Vegan Black Bean Tacos
with Cucumber-Tomato Salad & Avocado Purée
Cooking time
20 minutes
Servings
2/4
Calories
570 /serving
Vegan Black Bean Tacos
with Cucumber-Tomato Salad & Avocado Purée
Happiness is a warm tortilla. Especially one smoothed with avocado purée. It sets the stage for a filling of black beans—deeply, darkly flavourful with garlic and Mexican-themed spices. And this plant-based recipe has a trick up its sleeve: when it comes to delivering a dose of umami flavours, nutritional yeast is the bomb. A crisp and refreshing tomato and cuke salad, dressed with apple cider vinegar, and a scattering of scallions keep each taco looking sharp.
We will send you:
- 1 Garlic clove
- 2 Scallions
- 2 Cucumbers
- 2 Tomatoes
- 540ml Black beans (canned)
- 30ml Apple cider vinegar
- 57g Avocado purée
- 8g Nutritional yeast
- 6 Wheat flour tortillas
- 11g Mexican Moments spices (salt, chili powder, garlic, sugar, paprika, coriander seeds, black pepper, cumin, onion, oregano, lime oil)
Contains: Sulphites, Wheat
You will need:
Medium pot
Strainer
Salt & pepper (S&P)
Aluminum foil
Oil
Total Fat
15 g
Saturated Fat
4 g
Sodium
1430 mg
Total Carb
96 g
Sugars
8 g
Protein
26 g
Fibre
26 g
Preparation

Mise en place
Preheat the oven to 450°F. Small-dice the tomatoes and cucumbers. Mince the garlic. Thinly slice the scallions crosswise, separating the white bottoms and green tops.

Make the filling
Drain and rinse the black beans. In a medium pot, heat a drizzle of oil on medium-high. Add ⅔ of the garlic and the white bottoms of the scallions.

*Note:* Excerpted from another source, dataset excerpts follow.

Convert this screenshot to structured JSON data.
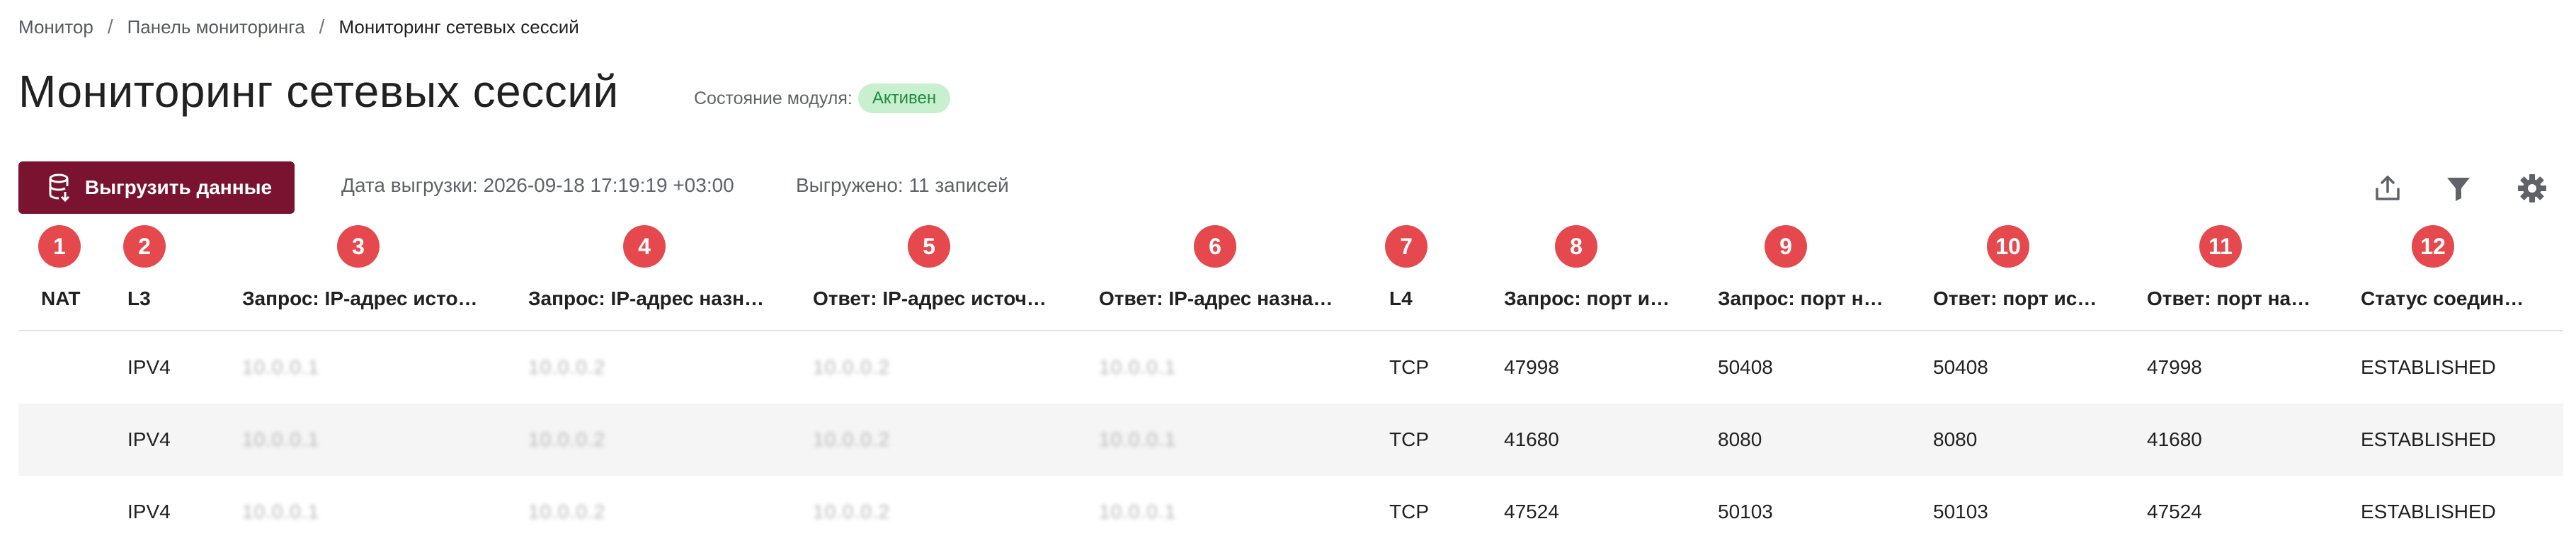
{
  "breadcrumb": {
    "items": [
      "Монитор",
      "Панель мониторинга"
    ],
    "current": "Мониторинг сетевых сессий"
  },
  "page": {
    "title": "Мониторинг сетевых сессий",
    "module_state_label": "Состояние модуля:",
    "module_state_value": "Активен"
  },
  "toolbar": {
    "export_label": "Выгрузить данные",
    "export_date": "Дата выгрузки: 2026-09-18 17:19:19 +03:00",
    "export_count": "Выгружено: 11 записей",
    "icons": [
      "upload-icon",
      "filter-icon",
      "gear-icon"
    ]
  },
  "colors": {
    "accent": "#7a1330",
    "badge_bg": "#c8f0cf",
    "badge_text": "#1f8b3a",
    "marker": "#e5484d",
    "row_alt": "#f5f5f5"
  },
  "table": {
    "columns": [
      {
        "n": "1",
        "label": "NAT"
      },
      {
        "n": "2",
        "label": "L3"
      },
      {
        "n": "3",
        "label": "Запрос: IP-адрес исто…"
      },
      {
        "n": "4",
        "label": "Запрос: IP-адрес назн…"
      },
      {
        "n": "5",
        "label": "Ответ: IP-адрес источ…"
      },
      {
        "n": "6",
        "label": "Ответ: IP-адрес назна…"
      },
      {
        "n": "7",
        "label": "L4"
      },
      {
        "n": "8",
        "label": "Запрос: порт и…"
      },
      {
        "n": "9",
        "label": "Запрос: порт н…"
      },
      {
        "n": "10",
        "label": "Ответ: порт ис…"
      },
      {
        "n": "11",
        "label": "Ответ: порт на…"
      },
      {
        "n": "12",
        "label": "Статус соедин…"
      }
    ],
    "rows": [
      [
        "",
        "IPV4",
        "10.0.0.1",
        "10.0.0.2",
        "10.0.0.2",
        "10.0.0.1",
        "TCP",
        "47998",
        "50408",
        "50408",
        "47998",
        "ESTABLISHED"
      ],
      [
        "",
        "IPV4",
        "10.0.0.1",
        "10.0.0.2",
        "10.0.0.2",
        "10.0.0.1",
        "TCP",
        "41680",
        "8080",
        "8080",
        "41680",
        "ESTABLISHED"
      ],
      [
        "",
        "IPV4",
        "10.0.0.1",
        "10.0.0.2",
        "10.0.0.2",
        "10.0.0.1",
        "TCP",
        "47524",
        "50103",
        "50103",
        "47524",
        "ESTABLISHED"
      ]
    ]
  }
}
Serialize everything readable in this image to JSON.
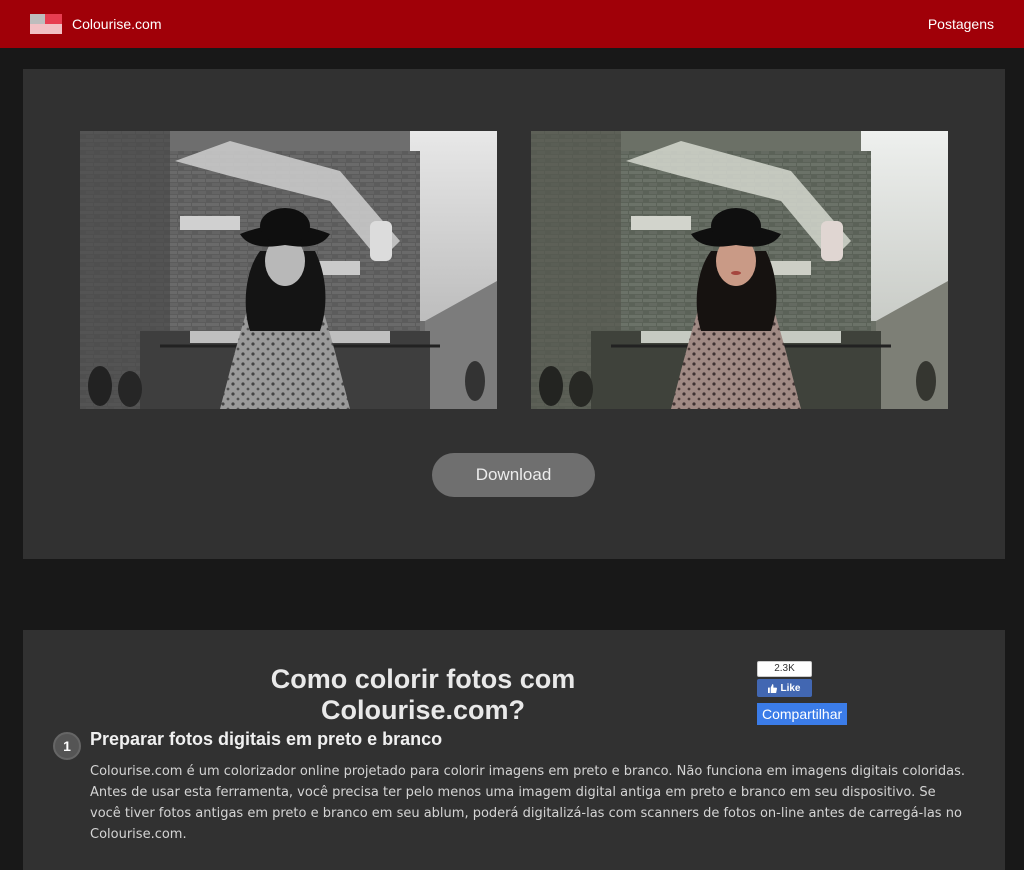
{
  "header": {
    "brand": "Colourise.com",
    "nav_link": "Postagens",
    "bg_color": "#a00008"
  },
  "preview": {
    "download_label": "Download"
  },
  "guide": {
    "title": "Como colorir fotos com Colourise.com?",
    "like_count": "2.3K",
    "like_label": "Like",
    "share_label": "Compartilhar",
    "step_number": "1",
    "step_title": "Preparar fotos digitais em preto e branco",
    "step_text": "Colourise.com é um colorizador online projetado para colorir imagens em preto e branco. Não funciona em imagens digitais coloridas. Antes de usar esta ferramenta, você precisa ter pelo menos uma imagem digital antiga em preto e branco em seu dispositivo. Se você tiver fotos antigas em preto e branco em seu ablum, poderá digitalizá-las com scanners de fotos on-line antes de carregá-las no Colourise.com."
  }
}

Sauté, 30 sec. to 1 min., until fragrant. Add the black beans, nutritional yeast, ¾ of the spices and ½ cup water (double for 4 portions). Cook, stirring occasionally, 6 to 8 min., until the liquid has reduced by about ¾. Off the heat, mash ½ the black beans; season with S&P.

Warm the tortillas
Meanwhile, stack and tightly wrap the tortillas in aluminum foil. Bake directly on an oven rack, 6 to 8 min., until heated through.

Make the salad
Meanwhile, in a medium bowl, combine the tomatoes, cucumbers, vinegar, remaining garlic and spices, and S&P.

Plate your dish
Divide the tortillas between your plates. Spread with the avocado purée. Top with the filling and salad. Garnish with the green tops of the scallions. Bon appétit!